Néanmoins, les conséquences d’ordre économique et social sont fortes : sur le site du Havre, ce sont 170 emplois directs et plus de 600 emplois indirects qui sont affectés, la moyenne d’âge des salariés étant de 40 ans.

Comme le prévoit l’article 3, fortement amélioré par le travail remarquable de notre rapporteur Daniel Gremillet et les amendements d’Élisabeth Lamure, que j’ai cosignés, il est essentiel que la fermeture soit accompagnée d’une politique forte à l’égard des salariés, en l’inscrivant directement dans la loi et en affirmant le rôle central de l’État, à l’origine de cette fermeture.

À cet égard, je voterai l’amendement du Gouvernement tendant à permettre la prise en compte dans les procédures d’accompagnement des personnels portuaires, notamment des ouvriers dockers. En effet, la fermeture aura des effets sur toute l’économie portuaire, avec un impact fiscal, économique et social.

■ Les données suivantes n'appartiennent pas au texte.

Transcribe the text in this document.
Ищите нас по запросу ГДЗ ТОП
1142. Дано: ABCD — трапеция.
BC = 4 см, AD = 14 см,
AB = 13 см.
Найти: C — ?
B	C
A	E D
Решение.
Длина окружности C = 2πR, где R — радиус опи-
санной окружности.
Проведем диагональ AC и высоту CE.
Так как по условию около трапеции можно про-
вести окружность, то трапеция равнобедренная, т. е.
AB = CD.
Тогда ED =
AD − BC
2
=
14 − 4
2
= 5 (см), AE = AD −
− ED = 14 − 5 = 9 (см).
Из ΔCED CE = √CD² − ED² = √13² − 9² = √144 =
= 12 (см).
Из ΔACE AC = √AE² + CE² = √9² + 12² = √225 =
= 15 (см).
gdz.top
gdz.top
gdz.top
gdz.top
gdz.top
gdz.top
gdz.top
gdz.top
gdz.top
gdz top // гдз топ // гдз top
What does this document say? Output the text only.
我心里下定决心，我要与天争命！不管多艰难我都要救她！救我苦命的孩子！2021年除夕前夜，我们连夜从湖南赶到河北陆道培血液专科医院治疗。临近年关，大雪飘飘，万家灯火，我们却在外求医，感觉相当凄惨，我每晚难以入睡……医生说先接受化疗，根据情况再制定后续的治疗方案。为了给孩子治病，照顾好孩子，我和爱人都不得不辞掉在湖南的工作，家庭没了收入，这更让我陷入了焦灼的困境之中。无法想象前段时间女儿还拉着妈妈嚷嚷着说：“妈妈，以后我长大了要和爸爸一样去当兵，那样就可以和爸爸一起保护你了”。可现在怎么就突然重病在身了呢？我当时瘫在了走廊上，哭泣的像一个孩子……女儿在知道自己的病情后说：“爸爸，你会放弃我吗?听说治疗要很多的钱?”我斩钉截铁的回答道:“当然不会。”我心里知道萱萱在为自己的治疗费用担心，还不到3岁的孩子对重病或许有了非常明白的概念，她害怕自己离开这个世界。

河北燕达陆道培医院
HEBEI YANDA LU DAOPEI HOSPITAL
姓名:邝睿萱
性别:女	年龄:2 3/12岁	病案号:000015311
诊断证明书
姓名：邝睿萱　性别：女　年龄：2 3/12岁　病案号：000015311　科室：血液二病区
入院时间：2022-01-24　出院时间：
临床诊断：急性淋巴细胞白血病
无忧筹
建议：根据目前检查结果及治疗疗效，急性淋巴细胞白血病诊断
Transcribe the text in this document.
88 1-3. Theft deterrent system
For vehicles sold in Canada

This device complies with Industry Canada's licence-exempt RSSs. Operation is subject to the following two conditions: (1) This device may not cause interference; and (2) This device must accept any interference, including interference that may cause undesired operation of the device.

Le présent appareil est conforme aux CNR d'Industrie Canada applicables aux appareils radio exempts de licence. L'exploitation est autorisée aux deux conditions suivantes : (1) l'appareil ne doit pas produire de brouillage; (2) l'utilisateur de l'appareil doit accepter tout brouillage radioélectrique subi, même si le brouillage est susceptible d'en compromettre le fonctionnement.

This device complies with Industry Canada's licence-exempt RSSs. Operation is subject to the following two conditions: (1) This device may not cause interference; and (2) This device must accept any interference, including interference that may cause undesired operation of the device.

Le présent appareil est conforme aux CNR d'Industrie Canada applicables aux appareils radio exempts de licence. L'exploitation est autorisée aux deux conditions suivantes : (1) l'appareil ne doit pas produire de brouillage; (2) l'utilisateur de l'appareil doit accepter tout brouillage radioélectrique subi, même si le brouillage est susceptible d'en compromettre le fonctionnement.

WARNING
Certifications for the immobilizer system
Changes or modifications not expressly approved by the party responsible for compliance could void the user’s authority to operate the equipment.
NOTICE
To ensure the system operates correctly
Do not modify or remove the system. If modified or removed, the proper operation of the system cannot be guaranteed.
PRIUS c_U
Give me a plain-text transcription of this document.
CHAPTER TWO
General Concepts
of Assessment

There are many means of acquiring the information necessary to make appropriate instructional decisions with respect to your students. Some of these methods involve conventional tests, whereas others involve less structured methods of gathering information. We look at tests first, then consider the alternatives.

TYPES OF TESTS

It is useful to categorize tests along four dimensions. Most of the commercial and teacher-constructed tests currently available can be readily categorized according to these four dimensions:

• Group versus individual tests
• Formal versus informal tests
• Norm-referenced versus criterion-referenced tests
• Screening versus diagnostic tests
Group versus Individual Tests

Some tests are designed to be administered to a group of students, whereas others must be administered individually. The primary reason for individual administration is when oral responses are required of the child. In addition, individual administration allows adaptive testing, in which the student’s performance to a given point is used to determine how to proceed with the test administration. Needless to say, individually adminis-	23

La création d’une filière de l’éolien offshore sur notre territoire du Havre, notamment avec l’arrivée du projet Siemens-Gamesa, permettra de le faire évoluer vers les énergies renouvelables. Je me félicite de la pugnacité des élus locaux, des acteurs économiques et portuaires et de l’État pour faire aboutir ce projet, qui, lui, sera créateur de 750 emplois.

De même, je salue l’engagement du Premier ministre d’augmenter d’un gigawatt par an jusqu’à 2024 la production en éolien offshore et, surtout, son inscription dans la loi, grâce à notre collègue Daniel Gremillet. Cela profitera directement à notre territoire.

Enfin, cette bonne nouvelle ne doit pas réduire notre vigilance quant à l’accompagnement social et économique de la fermeture de la centrale à charbon du Havre, ancrée dans notre paysage depuis plus de cinquante ans.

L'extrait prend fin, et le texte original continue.